I’ve tripped up on occasion too, of course. I was once giving a critique of a very serious business newspaper to the editor and publisher, and told them that several sections resembled the terms and conditions of a competition, they were so small and boring, and that they should really consider introducing some colour onto the features pages to lift the words off the page. They laughed. I thought, ‘oh marvellous, at least I’ve made them laugh,’ until mid de-brief, I pretty much realised they were laughing at, and not with, me.

Far and away the best one-liner I’ve come across in an interview though has to be this:

“Country Companion? That sounds like a 70s style porno for countryside dwellers.”

It is in fact a very safe round up of book reviews, readers letters and countryside news regularly published in Country Living magazine. Brilliant.

Sunday 5 July 2009

Is no news really always good news?

Urgh, waiting. I don't like waiting. It's a tedious, tragically necessary pursuit one is forced into practicing at all too-frequent junctures in life. Waiting for the kettle to boil, for example, waiting for exam results, waiting to hear post-interview if you’ve been hired for a job you really want.

Often, in reference to the latter, friends delight in reassuring me that, ‘no news is good news’, to which I shrug and reluctantly agree is probably true. However, in true SATC style, it got me to thinking…

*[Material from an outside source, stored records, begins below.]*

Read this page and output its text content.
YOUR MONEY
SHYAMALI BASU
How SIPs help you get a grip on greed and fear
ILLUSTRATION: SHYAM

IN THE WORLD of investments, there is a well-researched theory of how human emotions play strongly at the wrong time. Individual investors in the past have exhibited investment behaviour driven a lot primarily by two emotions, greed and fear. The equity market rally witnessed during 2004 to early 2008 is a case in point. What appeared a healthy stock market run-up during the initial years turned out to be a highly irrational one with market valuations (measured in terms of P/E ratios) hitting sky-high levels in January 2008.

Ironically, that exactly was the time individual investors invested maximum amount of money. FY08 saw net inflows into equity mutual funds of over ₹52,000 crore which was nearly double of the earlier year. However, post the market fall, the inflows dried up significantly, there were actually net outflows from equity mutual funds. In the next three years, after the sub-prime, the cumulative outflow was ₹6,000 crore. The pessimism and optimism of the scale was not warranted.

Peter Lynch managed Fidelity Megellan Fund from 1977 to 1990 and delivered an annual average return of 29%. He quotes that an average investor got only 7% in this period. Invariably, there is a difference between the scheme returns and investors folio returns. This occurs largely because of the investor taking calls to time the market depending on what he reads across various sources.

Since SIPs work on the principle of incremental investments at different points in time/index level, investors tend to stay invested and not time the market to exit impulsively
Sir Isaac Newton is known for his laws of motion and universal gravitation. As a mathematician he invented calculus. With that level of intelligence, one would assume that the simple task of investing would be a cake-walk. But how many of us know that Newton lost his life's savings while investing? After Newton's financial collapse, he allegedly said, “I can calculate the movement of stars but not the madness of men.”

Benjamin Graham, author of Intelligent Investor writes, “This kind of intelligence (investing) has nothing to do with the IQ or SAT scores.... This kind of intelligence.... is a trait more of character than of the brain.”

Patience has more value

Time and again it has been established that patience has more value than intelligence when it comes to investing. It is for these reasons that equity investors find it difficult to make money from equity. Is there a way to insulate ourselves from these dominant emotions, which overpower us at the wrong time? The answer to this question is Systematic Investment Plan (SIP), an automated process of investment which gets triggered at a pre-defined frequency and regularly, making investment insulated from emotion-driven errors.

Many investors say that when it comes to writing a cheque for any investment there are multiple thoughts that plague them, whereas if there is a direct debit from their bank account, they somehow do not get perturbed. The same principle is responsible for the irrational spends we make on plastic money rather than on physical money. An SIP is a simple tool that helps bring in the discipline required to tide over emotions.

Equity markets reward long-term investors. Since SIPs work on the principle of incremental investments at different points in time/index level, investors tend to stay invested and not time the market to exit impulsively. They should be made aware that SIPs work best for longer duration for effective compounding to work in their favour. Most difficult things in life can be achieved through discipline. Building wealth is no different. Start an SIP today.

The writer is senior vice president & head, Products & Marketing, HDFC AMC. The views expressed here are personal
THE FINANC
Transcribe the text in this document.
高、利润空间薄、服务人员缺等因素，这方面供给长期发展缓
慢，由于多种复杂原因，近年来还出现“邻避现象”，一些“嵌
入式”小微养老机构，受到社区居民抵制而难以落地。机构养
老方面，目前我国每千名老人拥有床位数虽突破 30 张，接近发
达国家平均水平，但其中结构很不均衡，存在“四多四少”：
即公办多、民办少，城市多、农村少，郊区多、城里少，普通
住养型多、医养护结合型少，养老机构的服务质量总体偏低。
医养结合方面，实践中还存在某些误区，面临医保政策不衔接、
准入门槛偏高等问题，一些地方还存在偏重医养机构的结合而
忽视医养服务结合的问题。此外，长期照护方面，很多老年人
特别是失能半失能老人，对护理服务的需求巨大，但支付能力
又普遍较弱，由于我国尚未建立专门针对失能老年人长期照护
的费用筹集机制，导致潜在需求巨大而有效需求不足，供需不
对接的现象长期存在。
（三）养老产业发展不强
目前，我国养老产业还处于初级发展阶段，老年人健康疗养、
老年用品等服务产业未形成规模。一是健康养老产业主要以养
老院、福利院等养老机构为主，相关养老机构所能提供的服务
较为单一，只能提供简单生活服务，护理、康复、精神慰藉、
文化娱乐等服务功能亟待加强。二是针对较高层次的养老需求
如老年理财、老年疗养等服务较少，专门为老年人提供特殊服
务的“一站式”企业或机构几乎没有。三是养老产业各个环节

When is no news really not good news?

No news is not good news when a post-first date text message does not receive a response within 24 hours.

No news is never good news for relatives of those involved in any kind of crash/natural disaster/general emergency situation, no sir.

No news is also not good news in a hostage situation, but let’s move away from such gloomy examples.

No news is the worst news ever for a 24-hour news channel.

No news probably isn’t the best news for newspapers either, but as long as Jordan and Kerry Katona are still alive and debauched, they’ll at least be able to fill a few column inches.